Por Redação com Gazetaweb.com 16/11/2018 14h02 - Atualizado em 16/11/2018 17h05
Por Redação com Gazetaweb.com 16/11/2018 14h02 Atualizado em 16/11/2018 17h05
Polícia Civil indicia padrasto e mãe pela morte de menino de 2 anos em Rio Largo
Lucimério Campos, delegado de Homicídios de Rio Largo - Foto: Ascom PC/AL
O delegado de Homicídios de Rio Largo, Lucimério Campos, concluiu e está enviando à Justiça o inquérito policial que apurou a morte do menino Davi Miguel da Silva Oliveira, de apenas 2 anos e 11 meses, ocorrida no dia 5 deste mês, naquela cidade.

O padrasto Emerson David Lins da Silva, de 29 anos, conhecido como "Cabelo", e a mãe do menino, Renata Evelin da Silva, 20, foram indiciados.
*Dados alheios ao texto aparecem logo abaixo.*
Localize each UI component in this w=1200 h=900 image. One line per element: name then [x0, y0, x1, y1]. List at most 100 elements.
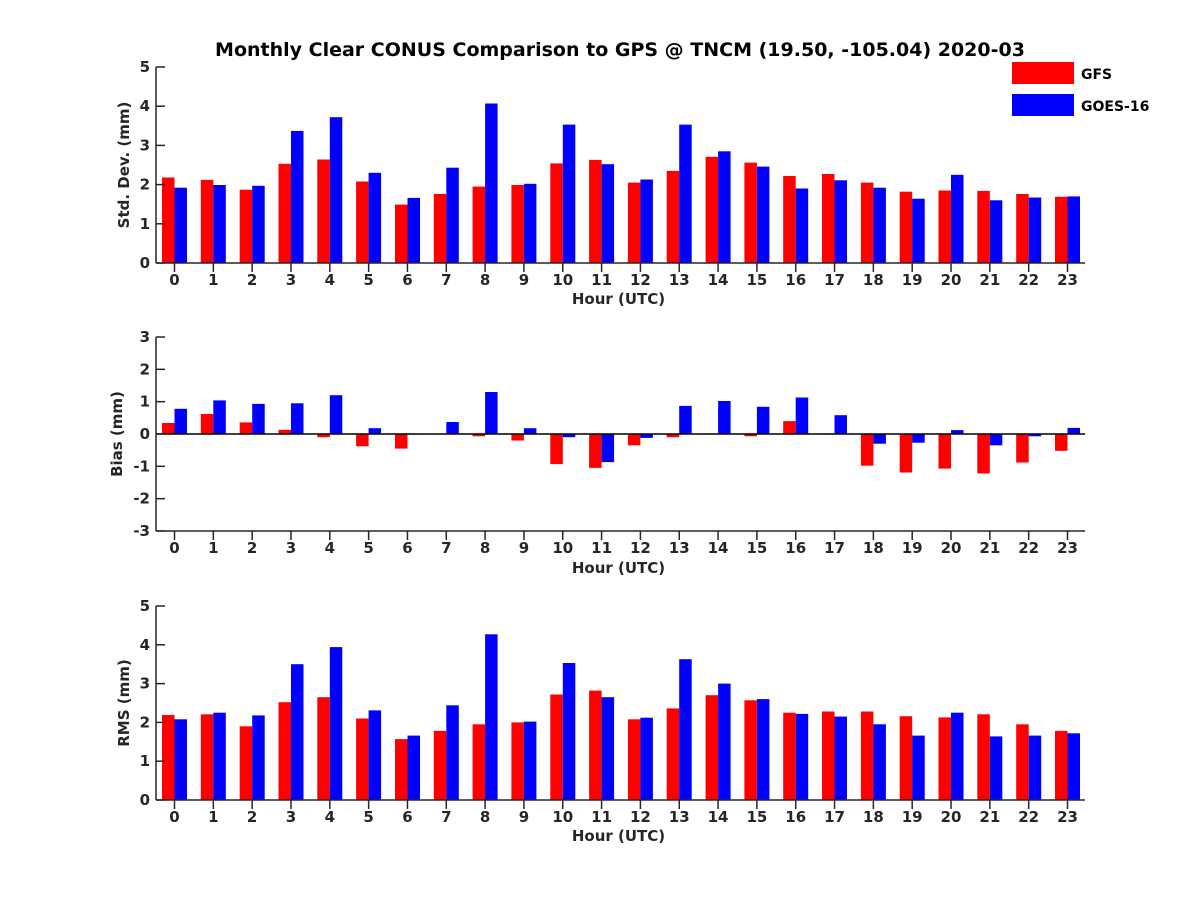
- x-tick-label-bias-17: 17: [824, 539, 845, 557]
- bar-rms-gfs-5: [356, 718, 369, 800]
- bar-stddev-goes16-4: [329, 117, 343, 263]
- bar-bias-goes16-8: [485, 392, 498, 434]
- bar-bias-goes16-12: [640, 434, 653, 438]
- bar-bias-goes16-23: [1067, 427, 1080, 434]
- bar-rms-goes16-23: [1067, 733, 1080, 800]
- x-tick-label-bias-6: 6: [402, 539, 412, 557]
- x-tick-label-rms-2: 2: [247, 808, 257, 826]
- bar-rms-gfs-0: [162, 715, 175, 800]
- x-tick-label-rms-17: 17: [824, 808, 845, 826]
- bar-bias-gfs-11: [589, 434, 602, 468]
- x-tick-label-stddev-14: 14: [708, 271, 729, 289]
- bar-bias-goes16-15: [756, 406, 770, 434]
- x-tick-label-rms-4: 4: [325, 808, 335, 826]
- bar-stddev-gfs-0: [162, 177, 175, 263]
- x-tick-label-rms-15: 15: [746, 808, 767, 826]
- bar-stddev-gfs-13: [666, 170, 680, 263]
- x-tick-label-bias-16: 16: [785, 539, 806, 557]
- bar-rms-goes16-1: [213, 712, 226, 800]
- bar-bias-goes16-9: [523, 428, 537, 434]
- legend: GFS GOES-16: [1012, 62, 1149, 116]
- x-tick-label-bias-8: 8: [480, 539, 490, 557]
- bar-rms-goes16-12: [640, 717, 653, 800]
- bar-stddev-goes16-12: [640, 179, 653, 263]
- bar-bias-gfs-5: [356, 434, 369, 447]
- bar-stddev-gfs-12: [627, 182, 641, 263]
- bar-bias-gfs-6: [395, 434, 408, 449]
- x-tick-label-rms-6: 6: [402, 808, 412, 826]
- x-tick-label-stddev-10: 10: [552, 271, 573, 289]
- x-tick-label-stddev-20: 20: [941, 271, 962, 289]
- x-tick-label-stddev-1: 1: [208, 271, 218, 289]
- bar-rms-gfs-4: [317, 697, 330, 800]
- x-tick-label-stddev-15: 15: [746, 271, 767, 289]
- x-tick-label-rms-23: 23: [1057, 808, 1078, 826]
- bar-rms-gfs-9: [511, 722, 524, 800]
- bar-bias-gfs-8: [472, 434, 486, 437]
- x-tick-label-stddev-12: 12: [630, 271, 651, 289]
- bar-stddev-gfs-22: [1016, 194, 1029, 263]
- bar-rms-gfs-13: [666, 708, 680, 800]
- bar-stddev-gfs-18: [860, 182, 874, 263]
- bar-rms-goes16-9: [523, 721, 537, 800]
- x-tick-label-bias-19: 19: [902, 539, 923, 557]
- x-tick-label-stddev-17: 17: [824, 271, 845, 289]
- bar-rms-goes16-2: [252, 715, 265, 800]
- bar-bias-goes16-16: [795, 397, 809, 434]
- bar-bias-goes16-20: [951, 430, 964, 434]
- bar-rms-goes16-0: [174, 719, 187, 800]
- bar-stddev-goes16-8: [485, 103, 498, 263]
- bar-bias-gfs-21: [977, 434, 990, 474]
- x-tick-label-stddev-2: 2: [247, 271, 257, 289]
- bar-bias-goes16-11: [601, 434, 615, 463]
- bar-rms-goes16-20: [951, 712, 964, 800]
- bar-rms-gfs-18: [860, 711, 874, 800]
- bar-stddev-goes16-11: [601, 164, 615, 263]
- bar-rms-goes16-10: [562, 663, 576, 800]
- bar-rms-goes16-22: [1028, 735, 1042, 800]
- legend-label-goes16: GOES-16: [1081, 99, 1149, 115]
- x-tick-label-rms-20: 20: [941, 808, 962, 826]
- bar-rms-goes16-19: [912, 735, 925, 800]
- bar-bias-gfs-4: [317, 434, 330, 438]
- bar-bias-gfs-10: [550, 434, 563, 465]
- x-tick-label-rms-22: 22: [1018, 808, 1039, 826]
- x-tick-label-rms-21: 21: [979, 808, 1000, 826]
- legend-label-gfs: GFS: [1081, 67, 1112, 83]
- bar-bias-gfs-2: [239, 422, 253, 434]
- bar-stddev-gfs-19: [899, 191, 913, 263]
- bar-stddev-goes16-2: [252, 185, 265, 263]
- y-tick-label-bias-3: 3: [140, 328, 150, 346]
- bar-rms-goes16-18: [873, 724, 886, 800]
- bar-stddev-goes16-23: [1067, 196, 1080, 263]
- bar-stddev-goes16-6: [407, 197, 420, 263]
- y-tick-label-rms-5: 5: [140, 597, 150, 615]
- bar-rms-gfs-8: [472, 724, 486, 800]
- x-tick-label-bias-18: 18: [863, 539, 884, 557]
- x-tick-label-bias-7: 7: [441, 539, 451, 557]
- y-tick-label-stddev-0: 0: [140, 254, 150, 272]
- x-tick-label-bias-20: 20: [941, 539, 962, 557]
- bar-rms-gfs-6: [395, 739, 408, 800]
- x-tick-label-bias-2: 2: [247, 539, 257, 557]
- bar-rms-goes16-14: [718, 683, 731, 800]
- x-axis-label-stddev: Hour (UTC): [572, 290, 665, 308]
- bar-bias-gfs-16: [783, 421, 796, 434]
- x-tick-label-rms-3: 3: [286, 808, 296, 826]
- x-tick-label-stddev-18: 18: [863, 271, 884, 289]
- bar-bias-gfs-15: [744, 434, 757, 437]
- x-tick-label-rms-5: 5: [363, 808, 373, 826]
- x-tick-label-stddev-5: 5: [363, 271, 373, 289]
- y-tick-label-stddev-2: 2: [140, 176, 150, 194]
- bar-rms-goes16-13: [679, 659, 692, 800]
- bar-rms-gfs-10: [550, 694, 563, 800]
- bar-stddev-goes16-10: [562, 124, 576, 263]
- bar-stddev-goes16-22: [1028, 197, 1042, 263]
- y-axis-label-stddev: Std. Dev. (mm): [115, 102, 133, 229]
- bar-stddev-gfs-3: [278, 163, 291, 263]
- bar-bias-goes16-4: [329, 395, 343, 434]
- x-tick-label-rms-16: 16: [785, 808, 806, 826]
O primeiro como autor material do crime e a mãe, por omissão.

Renata conta que, no dia da morte do filho, saiu de casa para comprar leite perto de casa. Davi teria ficado sozinho com o padrasto. Na volta, viu a criança diante de Emerson, e logo depois o filho desmaiou.

De acordo com a polícia, foi o próprio padrasto quem socorreu o menino até o Hospital Ib Gatto Falcão, naquela cidade, onde faleceu. A versão do padrasto era de que a criança havia caído de uma escada.
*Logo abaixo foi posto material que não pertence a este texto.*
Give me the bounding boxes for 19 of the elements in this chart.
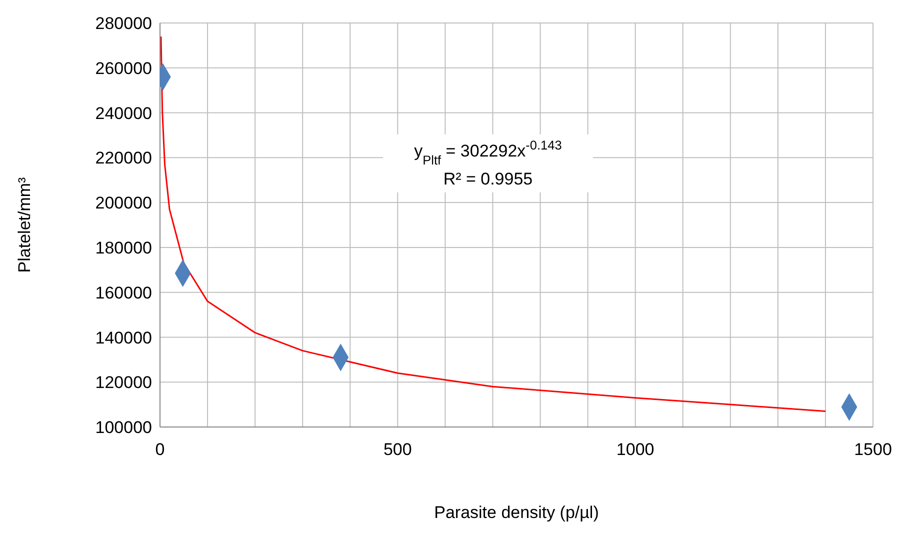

Mas, o laudo médico apontou que Davi apresentava lesões - inclusive em órgãos internos - incompatíveis com uma simples queda. A partir do laudo do Instituto Médico Legal (IML), Emerson foi chamado para um segundo depoimento, quando admitiu ter dado umas chineladas na criança, e acabou preso.

A polícia apurou também que o menino, dias antes da morte, apresentava marcas em um dos olhos, e o padrasto alegava que ele havia caído da cama. A mãe já admite que o companheiro pode ter sido o autor do crime, apesar de dizer que nunca desconfiou de possíveis agressões.

Com o indiciamento do padrasto e da mulher, o caso será agora decidido pela Justiça.